Ese poder evocador de la imagen es el que nos remite precisamente a una de las obras más desconocidas de Zvyagintsev, pero también uno de sus trabajos más complejos, intensos y mastodónticos en la (por ahora) corta carrera del ruso. En efecto, hablamos de su segundo largometraje, una The Banishment que pese a optar a la Palma de Oro en Cannes e incluso lograr el galardón a Mejor actor por la interpretación de Konstantin Lavronenko —que ya había acometido uno de los papeles centrales de El regreso— no obtuvo la respuesta esperada (y merecida). The Banishment sirvió al cineasta tanto para volver la vista atrás y retomar temas que ya contemplaba su ópera prima —y sobre los que ha seguido reincidiendo después del film que nos ocupa—, como para continuar expandiendo un universo que empezaba a bordear un cariz más social que en sus siguientes trabajos se extendería a otros ámbitos, dotando de un poder verdaderamente incisivo al cine de Zvyagintsev en esa faceta sin por ello tener que abandonar temáticas que podrían asemejarse más bien a una extensión interna desarrollada por el propio cineasta que a una materia a tratar en sí.

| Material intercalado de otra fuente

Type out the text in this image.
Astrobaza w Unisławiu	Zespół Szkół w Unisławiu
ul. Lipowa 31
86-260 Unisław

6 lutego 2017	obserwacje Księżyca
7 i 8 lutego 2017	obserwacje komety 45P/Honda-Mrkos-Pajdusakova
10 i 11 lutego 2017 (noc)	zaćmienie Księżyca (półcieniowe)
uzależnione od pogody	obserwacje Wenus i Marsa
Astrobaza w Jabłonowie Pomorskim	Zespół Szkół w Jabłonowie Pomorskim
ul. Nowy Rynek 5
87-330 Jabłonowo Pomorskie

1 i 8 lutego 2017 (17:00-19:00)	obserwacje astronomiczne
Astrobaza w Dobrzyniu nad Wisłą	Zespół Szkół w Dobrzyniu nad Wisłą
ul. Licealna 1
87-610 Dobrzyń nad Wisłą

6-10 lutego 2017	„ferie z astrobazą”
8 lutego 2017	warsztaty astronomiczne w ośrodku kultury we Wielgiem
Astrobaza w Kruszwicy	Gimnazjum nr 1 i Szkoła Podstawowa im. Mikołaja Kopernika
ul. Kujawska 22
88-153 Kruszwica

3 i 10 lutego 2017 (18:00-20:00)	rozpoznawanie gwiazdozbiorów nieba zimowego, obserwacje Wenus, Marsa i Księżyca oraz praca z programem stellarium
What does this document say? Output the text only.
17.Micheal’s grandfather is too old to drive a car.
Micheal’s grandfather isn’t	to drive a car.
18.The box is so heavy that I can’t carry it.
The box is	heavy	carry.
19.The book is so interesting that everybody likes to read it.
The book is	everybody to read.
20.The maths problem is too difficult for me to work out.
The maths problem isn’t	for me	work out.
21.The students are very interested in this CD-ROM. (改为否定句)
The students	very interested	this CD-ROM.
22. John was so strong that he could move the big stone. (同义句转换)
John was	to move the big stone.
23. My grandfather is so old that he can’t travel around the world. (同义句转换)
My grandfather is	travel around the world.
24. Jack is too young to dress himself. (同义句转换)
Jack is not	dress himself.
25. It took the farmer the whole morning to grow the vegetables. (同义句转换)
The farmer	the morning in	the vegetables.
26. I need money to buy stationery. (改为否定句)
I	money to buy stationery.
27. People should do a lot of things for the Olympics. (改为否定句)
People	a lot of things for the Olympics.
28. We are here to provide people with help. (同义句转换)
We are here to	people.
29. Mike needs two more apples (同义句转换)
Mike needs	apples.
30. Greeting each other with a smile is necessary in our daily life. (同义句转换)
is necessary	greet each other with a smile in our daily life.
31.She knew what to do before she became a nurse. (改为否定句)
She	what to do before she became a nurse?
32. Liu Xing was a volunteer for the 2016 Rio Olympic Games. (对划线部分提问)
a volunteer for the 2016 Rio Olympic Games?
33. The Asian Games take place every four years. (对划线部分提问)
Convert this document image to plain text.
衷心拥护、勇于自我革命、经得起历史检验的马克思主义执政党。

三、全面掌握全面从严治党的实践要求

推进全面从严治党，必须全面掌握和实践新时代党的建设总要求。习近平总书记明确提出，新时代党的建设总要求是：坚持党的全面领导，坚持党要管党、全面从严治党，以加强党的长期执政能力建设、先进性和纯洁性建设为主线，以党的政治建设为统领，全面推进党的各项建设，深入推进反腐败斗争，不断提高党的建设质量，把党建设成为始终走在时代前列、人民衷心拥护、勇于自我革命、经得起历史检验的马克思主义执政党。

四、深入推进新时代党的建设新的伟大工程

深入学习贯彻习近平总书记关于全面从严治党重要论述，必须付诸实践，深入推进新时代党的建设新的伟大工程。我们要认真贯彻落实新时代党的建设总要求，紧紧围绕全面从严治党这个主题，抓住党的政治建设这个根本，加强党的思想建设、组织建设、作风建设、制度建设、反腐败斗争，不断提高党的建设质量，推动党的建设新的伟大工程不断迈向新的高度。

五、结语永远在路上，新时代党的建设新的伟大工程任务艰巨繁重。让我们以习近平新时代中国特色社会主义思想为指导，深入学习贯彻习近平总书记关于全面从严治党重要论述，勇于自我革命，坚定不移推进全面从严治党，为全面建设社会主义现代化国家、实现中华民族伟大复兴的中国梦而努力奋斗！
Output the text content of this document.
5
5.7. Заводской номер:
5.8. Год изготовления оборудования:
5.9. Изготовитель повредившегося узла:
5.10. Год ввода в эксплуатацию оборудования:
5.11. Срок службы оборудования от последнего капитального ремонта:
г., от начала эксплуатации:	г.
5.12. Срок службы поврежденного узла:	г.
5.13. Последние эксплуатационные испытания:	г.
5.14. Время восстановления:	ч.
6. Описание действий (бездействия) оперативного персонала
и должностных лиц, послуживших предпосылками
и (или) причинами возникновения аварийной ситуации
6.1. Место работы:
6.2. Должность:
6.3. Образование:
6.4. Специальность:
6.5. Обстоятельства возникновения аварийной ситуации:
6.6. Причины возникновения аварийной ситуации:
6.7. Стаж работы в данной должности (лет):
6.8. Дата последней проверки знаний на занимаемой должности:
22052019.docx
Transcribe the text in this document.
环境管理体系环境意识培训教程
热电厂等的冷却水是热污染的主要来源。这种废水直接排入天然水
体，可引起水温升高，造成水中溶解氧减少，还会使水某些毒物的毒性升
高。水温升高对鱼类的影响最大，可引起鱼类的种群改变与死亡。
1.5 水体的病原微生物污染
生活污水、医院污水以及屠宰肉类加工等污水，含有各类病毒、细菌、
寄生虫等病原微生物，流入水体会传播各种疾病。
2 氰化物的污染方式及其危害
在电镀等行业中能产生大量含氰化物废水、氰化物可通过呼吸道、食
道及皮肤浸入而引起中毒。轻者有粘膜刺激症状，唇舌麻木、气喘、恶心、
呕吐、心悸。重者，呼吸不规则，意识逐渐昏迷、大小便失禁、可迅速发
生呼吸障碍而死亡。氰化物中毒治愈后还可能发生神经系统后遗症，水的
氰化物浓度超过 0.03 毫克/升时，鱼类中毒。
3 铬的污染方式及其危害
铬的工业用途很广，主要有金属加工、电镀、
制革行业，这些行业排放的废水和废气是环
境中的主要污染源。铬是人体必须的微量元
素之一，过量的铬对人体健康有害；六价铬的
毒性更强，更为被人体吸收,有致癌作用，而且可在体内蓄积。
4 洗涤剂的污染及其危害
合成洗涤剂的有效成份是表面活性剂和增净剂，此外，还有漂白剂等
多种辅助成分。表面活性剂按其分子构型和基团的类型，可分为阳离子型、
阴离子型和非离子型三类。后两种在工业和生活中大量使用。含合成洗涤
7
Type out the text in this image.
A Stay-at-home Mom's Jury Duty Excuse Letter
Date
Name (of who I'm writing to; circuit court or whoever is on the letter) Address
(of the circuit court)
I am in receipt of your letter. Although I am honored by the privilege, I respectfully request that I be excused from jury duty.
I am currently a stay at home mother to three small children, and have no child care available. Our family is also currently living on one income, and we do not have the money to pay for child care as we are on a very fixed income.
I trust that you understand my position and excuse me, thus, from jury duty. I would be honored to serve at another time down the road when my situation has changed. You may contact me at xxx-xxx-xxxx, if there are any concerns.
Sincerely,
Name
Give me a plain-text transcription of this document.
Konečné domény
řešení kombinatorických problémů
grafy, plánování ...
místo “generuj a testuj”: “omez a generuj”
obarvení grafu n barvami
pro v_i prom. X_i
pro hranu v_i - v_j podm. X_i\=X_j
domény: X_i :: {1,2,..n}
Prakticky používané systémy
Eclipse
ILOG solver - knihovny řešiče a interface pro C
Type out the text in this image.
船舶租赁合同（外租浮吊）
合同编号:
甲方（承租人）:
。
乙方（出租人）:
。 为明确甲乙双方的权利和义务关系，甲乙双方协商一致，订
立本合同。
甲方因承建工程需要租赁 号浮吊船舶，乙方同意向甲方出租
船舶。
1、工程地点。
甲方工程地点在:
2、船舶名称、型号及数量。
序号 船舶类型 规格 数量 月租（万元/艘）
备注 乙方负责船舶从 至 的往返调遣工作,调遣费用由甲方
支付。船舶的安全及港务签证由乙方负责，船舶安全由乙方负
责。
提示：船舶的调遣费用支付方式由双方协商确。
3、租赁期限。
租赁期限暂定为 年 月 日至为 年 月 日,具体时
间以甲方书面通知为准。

La elocuente transición que nos lleva del ambiente rural al tejido urbano más apagado en apenas unos planos bien podría ser un anticipo de esos matices que el ruso irá trabajando a lo largo de la obra, y que concretará con elementos capaces de evidenciar una distancia con mayor peso de lo que podría parecer. Así, la relación de Alex, el protagonista, con su hermano Mark, se dirime en un espacio que contrapone precisamente esa textura: si para el primero, pese a una relación que se insinúa cada vez más debilitada debido al poco tiempo que pasa con su familia, los seres que lo rodean poseen una importancia patente, para Mark el olvido parece la mejor opción ante una situación que se asemeja inestable; vaga por el relato casi como un espectro —esa primera escena en casa de Alex— apareciendo con el propósito de ofrecer una orientación (que nunca se produce) a su hermano o de cumplir una voluntad más que dudosa desde el momento en el que Alex observa como insostenible la situación que se le presenta y decide tomar medidas con la vana (y siempre engañosa) esperanza de poder iniciar un nuevo camino.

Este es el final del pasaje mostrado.